Не обижались на нее голодранцы. Понимали — шутит.
Немало детей, что рождались в Собачеевке, принимала бабушка Марина. Но однажды пришла к бабушке жена забойщика Коваля с просьбой избавить ее еще от одного ребенка. «Пятеро их уже у меня, — жаловалась она, — хватит плодить злыдней. Облегчи мою нужду, Марина».
Бабушка раскричалась на Ковалиху.
— Душегубством не занимаюсь, не в те двери попала. Иди к знахарке Бандуре.
Не пошла жена Коваля к Бандуре. Не обиделась на Марину.
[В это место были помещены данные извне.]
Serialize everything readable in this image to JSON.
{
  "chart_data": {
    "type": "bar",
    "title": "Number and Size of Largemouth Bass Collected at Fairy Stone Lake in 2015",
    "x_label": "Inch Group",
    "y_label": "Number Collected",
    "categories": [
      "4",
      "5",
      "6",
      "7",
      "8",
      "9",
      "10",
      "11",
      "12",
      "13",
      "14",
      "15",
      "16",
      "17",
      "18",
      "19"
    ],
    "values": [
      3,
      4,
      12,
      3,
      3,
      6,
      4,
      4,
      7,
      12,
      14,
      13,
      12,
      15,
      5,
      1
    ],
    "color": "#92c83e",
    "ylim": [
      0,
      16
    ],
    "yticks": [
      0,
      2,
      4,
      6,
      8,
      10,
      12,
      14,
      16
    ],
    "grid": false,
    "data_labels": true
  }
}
Миновал срок, и позвала она Марину принимать сына. Родила благополучно. Окрестили его Васькой. Крепкий вырос хлопчик, бедовый, драчун. Ни зимней стужи не боится, ни осенних дождей, круглый год босиком, без шапки щеголяет — и никакая его болезнь не трогает. При встрече с бабой Мариной Васька не кланяется ей до земли — ему и неведомо то, что он перед ней в неоплатном долгу.
А бабушка, увидев Ваську, всегда ласково ему кивнет, даст хлеба, а то и нальет чашку борща. Подкармливала она не только Ваську Ковалика. Ели часто наш хлеб и Петро Дружко, и Степка Сидоров, и Гришка Поламарчук.
— Хорошо живем, слава богу, — говорила бабушка, — и еще лучше заживем, як шо от чужой беды не будем отворачиваться.
Да, хорошо мы живем, на зависть всей Собачеевке. Дед Никанор — первый забойщик на шахте «Вера, Надежда и Любовь». Отец имеет добрую горячую профессию — горновой. Кузьма пошел по стопам отца: поступил на завод, в прокатный цех. Пока смазывает прокатные станы, а скоро надеется быть подручным вальцовщика. И Варька начинает свой день гудком: каждое утро спешит в литейный, где работает формовщицей.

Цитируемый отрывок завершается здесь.